The man leading the fight by Caribbean governments to make Britain and other European slave owning nations pay for enslaving Africans in the region was earlier this month allowed to take the region’s case for reparations to the same British Parliament which had legalized the slave trade, calling on today’s members to right a cruel wrong that was meted out to Caribbean people by their predecessors.
Sir Hilary Beckles, the principal of the umbrella University of the West Indies and chairman of the regional committee preparing the case, lambasted his audience, peppering his presentation with many examples of injustice, cruelty and double standards arguing that the negative effects of slavery manifests itself in various forms today including chronic cases of diabetes and hypertension suffered by hundreds of thousands of people of Caribbean origin.
He said that slavery was so cruel that there were a mere 800,000 of us left when the trade was abolished in 1833 despite the fact that British and other European ships had transported a whooping 5.5 million from Africa’s famous West Coast to the Caribbean, a retention rate of only 15 percent.
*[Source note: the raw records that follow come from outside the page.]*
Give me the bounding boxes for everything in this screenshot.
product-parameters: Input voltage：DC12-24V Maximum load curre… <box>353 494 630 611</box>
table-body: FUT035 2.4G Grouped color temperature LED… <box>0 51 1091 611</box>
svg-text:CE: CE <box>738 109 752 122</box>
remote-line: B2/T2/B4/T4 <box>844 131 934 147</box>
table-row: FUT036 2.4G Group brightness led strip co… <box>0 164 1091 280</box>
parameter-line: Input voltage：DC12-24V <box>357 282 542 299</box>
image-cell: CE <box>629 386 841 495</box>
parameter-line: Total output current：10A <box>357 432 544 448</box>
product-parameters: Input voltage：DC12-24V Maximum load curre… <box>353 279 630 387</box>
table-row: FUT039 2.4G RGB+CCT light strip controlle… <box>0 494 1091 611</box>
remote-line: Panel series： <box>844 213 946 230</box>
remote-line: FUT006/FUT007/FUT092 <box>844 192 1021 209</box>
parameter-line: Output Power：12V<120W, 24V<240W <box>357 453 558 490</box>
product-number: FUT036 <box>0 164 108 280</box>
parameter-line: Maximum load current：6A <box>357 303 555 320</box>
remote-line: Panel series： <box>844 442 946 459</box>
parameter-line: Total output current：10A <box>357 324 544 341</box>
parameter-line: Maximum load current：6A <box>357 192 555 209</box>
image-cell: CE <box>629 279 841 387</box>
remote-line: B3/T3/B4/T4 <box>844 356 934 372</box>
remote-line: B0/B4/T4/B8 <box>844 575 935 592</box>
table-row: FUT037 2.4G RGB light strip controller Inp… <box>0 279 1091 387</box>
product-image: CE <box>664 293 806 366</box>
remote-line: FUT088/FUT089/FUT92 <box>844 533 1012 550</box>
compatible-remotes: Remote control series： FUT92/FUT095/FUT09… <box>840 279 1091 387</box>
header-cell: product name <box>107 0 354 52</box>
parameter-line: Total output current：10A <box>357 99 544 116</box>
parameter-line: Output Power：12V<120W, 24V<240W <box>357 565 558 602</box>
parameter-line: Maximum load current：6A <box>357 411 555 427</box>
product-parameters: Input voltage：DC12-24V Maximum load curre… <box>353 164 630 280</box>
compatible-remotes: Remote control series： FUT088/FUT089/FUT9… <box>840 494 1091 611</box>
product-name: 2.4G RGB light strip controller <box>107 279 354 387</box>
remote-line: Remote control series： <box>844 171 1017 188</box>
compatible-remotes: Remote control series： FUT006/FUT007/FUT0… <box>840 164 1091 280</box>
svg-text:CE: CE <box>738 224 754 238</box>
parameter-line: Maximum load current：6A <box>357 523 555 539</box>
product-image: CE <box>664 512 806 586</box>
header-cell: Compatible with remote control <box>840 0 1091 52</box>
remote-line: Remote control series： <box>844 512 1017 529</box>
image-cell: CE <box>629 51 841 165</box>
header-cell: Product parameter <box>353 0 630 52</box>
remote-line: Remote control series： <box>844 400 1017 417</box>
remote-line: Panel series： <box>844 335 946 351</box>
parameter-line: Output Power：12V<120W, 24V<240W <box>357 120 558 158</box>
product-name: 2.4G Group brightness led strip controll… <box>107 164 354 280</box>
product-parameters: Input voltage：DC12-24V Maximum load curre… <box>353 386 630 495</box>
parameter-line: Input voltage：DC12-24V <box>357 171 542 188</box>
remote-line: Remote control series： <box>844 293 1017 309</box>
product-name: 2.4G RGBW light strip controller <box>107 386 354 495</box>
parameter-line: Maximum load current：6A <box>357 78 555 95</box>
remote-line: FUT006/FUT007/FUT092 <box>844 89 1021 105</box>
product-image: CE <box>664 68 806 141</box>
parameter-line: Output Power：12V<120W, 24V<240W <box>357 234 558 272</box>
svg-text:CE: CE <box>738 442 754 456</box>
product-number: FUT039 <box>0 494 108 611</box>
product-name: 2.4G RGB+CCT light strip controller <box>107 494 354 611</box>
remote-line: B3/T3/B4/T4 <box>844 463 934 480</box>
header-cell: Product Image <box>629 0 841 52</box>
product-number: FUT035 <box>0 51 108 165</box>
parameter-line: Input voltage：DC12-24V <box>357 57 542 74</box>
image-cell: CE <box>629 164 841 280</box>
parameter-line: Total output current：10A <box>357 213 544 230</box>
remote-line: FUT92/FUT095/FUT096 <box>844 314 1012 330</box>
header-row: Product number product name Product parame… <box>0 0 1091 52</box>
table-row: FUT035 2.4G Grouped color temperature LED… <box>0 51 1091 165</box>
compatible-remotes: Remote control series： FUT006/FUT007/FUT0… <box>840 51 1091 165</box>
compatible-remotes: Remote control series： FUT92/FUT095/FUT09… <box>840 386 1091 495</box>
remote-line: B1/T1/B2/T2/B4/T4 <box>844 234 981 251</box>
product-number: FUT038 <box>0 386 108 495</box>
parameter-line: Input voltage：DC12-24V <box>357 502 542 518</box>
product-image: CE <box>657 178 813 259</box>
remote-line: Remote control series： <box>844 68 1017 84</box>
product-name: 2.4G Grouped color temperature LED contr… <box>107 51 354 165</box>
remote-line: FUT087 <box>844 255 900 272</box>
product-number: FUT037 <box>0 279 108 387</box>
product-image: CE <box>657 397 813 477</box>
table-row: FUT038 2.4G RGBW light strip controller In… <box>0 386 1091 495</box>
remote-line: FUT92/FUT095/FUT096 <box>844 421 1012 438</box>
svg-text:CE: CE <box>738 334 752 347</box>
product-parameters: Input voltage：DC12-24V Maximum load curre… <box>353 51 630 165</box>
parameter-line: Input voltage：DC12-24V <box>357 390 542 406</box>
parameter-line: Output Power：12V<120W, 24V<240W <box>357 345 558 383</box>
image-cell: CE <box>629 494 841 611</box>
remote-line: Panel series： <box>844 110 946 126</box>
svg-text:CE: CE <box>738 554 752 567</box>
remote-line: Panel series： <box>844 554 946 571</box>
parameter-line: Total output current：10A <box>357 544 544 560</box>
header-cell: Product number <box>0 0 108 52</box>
He contended that poor diet on plantations during the period has so badly affected the gene pool and DNA of people alive today that his own native Barbados, for example, is now referred to as the amputee capital of the world.
“It is here that the stress profile of slavery and racial apartheid, dietary disaster and psychological trauma and the addiction to the consumption of sugar and salt, have reached the highest peak. The country is now host to the world’s most virulent diabetes and hypertension epidemic,” he said.
Turning his focus to British MP’s, Beckles said it follows that the same assembly should waste no time in backing the fight to win reparations, saying it is basically the only choice it has left.
“It is here, in this house, that the evil system of slavery, and genocide, were established. This house passed laws, framed fiscal policies and enforced the crimes that have produced harmful legacies and persistent suffering now in need of repair. This house also made emancipation from slavery and independence from colonialism an empowering reality. It is in here, we now imagine, that laws for reparatory justice can be conceptualized and implemented. It is in here, we believe, that the terrible wrongs of the past can be corrected and humanity finally and truthfully liberated from the shame and guilt that have followed these historical crimes.”
It is unclear whether an effort will be made by governments for Beckles to take the region’s case to other parliaments but it is known that letters of demand are likely to be served on European governments in the coming months as the region steps up pressure for reparations.
Governments, a year ago, decided to back decades of struggles by civil society and the Rastafarian Movement for reparations and have set up a multi-nation committee to fight the case.
As if to make legislators feel guilty about Britain’s role in the slave trade, Beckles unleashed figures showing that the very parliament had approved Sterling 20M in grants to slave owners as “fair compensation for the loss of their human chattel.” Slaves and their descendants have received no payment for centuries of free labor on plantations.
Additionally, he said Blacks were treated as property hence the move to pay slave owners and planters. He said Britain has also concealed crucial information about emancipation for the public over the decades.
“What this parliament has hid from the world is that it also determined that the remaining £27 million would be paid by the enslaved people to their enslavers, by means of a four-year period of free labor called the apprenticeship. This period of additional free labor by the emancipated represented the enforced extraction of £27 million by the state. It was a cruel and shameful method of legislating emancipation by forcing the enslaved to pay more than 50 percent of the financial cost of their own freedom. The £20 million paid to the enslavers by this parliament was less than the £27 million paid by the enslaved to the enslavers as dictated by this house,” he said.